Content and completeness of care plans after implementation of standardized nursing terminologies and computerized records.

作者信息

Thoroddsen Asta, Ehnfors Margareta, Ehrenberg Anna

机构信息

School of Health and Medical Sciences, Örebro University, Örebro, Sweden.

出版信息

Comput Inform Nurs. 2011 Oct;29(10):599-607. doi: 10.1097/NCN.0b013e3182148c31.

Abstract

The nursing process and standardized nursing terminologies are essential elements to structure nursing documentation in daily nursing information management.
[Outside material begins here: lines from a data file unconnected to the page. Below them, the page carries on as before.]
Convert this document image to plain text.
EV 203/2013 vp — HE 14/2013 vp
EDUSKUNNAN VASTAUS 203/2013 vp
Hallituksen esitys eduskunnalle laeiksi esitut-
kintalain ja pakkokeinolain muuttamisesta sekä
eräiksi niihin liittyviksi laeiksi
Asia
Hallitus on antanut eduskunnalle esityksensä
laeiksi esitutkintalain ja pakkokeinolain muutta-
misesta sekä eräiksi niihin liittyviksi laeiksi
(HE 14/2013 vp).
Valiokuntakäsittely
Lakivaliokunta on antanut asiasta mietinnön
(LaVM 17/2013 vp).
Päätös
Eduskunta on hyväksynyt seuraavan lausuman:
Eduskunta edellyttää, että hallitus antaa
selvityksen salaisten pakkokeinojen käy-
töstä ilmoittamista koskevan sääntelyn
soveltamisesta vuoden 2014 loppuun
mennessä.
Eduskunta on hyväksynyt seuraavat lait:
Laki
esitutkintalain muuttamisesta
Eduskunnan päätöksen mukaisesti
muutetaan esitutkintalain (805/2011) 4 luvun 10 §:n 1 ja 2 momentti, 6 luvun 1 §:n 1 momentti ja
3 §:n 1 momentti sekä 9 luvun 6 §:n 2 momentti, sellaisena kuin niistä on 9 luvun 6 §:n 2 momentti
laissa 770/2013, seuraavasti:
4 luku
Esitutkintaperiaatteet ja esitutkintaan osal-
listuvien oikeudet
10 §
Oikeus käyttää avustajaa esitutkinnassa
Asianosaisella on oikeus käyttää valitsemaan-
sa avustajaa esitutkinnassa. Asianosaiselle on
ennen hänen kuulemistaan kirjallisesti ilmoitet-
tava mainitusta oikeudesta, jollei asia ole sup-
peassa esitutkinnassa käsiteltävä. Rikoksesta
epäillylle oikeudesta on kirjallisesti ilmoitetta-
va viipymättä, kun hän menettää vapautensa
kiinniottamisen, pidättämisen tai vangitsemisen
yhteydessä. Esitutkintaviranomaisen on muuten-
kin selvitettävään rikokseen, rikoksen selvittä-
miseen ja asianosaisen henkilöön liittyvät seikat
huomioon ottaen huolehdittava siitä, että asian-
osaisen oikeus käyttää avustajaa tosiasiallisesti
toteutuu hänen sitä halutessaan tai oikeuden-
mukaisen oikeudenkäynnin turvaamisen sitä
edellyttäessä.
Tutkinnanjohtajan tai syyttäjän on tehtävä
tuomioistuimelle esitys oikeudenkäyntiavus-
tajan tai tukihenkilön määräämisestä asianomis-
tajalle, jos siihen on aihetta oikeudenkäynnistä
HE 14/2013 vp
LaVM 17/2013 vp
The aim of this study was to describe sustainability and whether and how standardized nursing terminologies, in handwritten versus preprinted versus computerized nursing care plans, changed the content and completeness of documented nursing care. Three audits of patient records were performed: a pretest (n = 291) before a yearlong implementation of standardized nursing terminologies in nursing care plans followed by two posttests: (1) 3 weeks after implementation of nursing terminologies (n = 299) and (2) 22 months after implementation of nursing terminologies and 8 months after implementation of a computerized system (n = 281) in a university hospital. Content and completeness of documented nursing care improved after implementation of standardized nursing terminologies. Documentation of nursing care plans, signs and symptoms, related factors, and nursing interventions increased, whereas mean number of nursing diagnoses per patient did not change between audits. Computerized nursing care plans had the biggest impact, with more variety of nursing diagnoses and increased documentation of signs and symptoms, related factors, and nursing interventions. The use of standardized nursing terminologies improved nursing content in the nursing care plans. Moreover, computerized nursing care plans, in comparison with handwritten and preprinted care plans, increased documentation completeness.

摘要

护理程序和标准化护理术语是日常护理信息管理中构建护理文件的基本要素。本研究的目的是描述可持续性,以及标准化护理术语在手写、预印和计算机化护理计划中是否以及如何改变了所记录护理的内容和完整性。对患者记录进行了三次审核:在护理计划中为期一年实施标准化护理术语之前进行一次预测试(n = 291),随后进行两次后测试:(1)护理术语实施后3周(n = 299),以及(2)护理术语实施22个月后和计算机化系统实施8个月后(n = 281),该研究在一家大学医院进行。实施标准化护理术语后,所记录护理的内容和完整性得到改善。护理计划、体征和症状、相关因素以及护理干预的记录增加,而每次审核之间每位患者的护理诊断平均数量没有变化。计算机化护理计划的影响最大,护理诊断种类更多,体征和症状、相关因素以及护理干预的记录增加。标准化护理术语的使用改善了护理计划中的护理内容。此外,与手写和预印护理计划相比,计算机化护理计划提高了记录的完整性。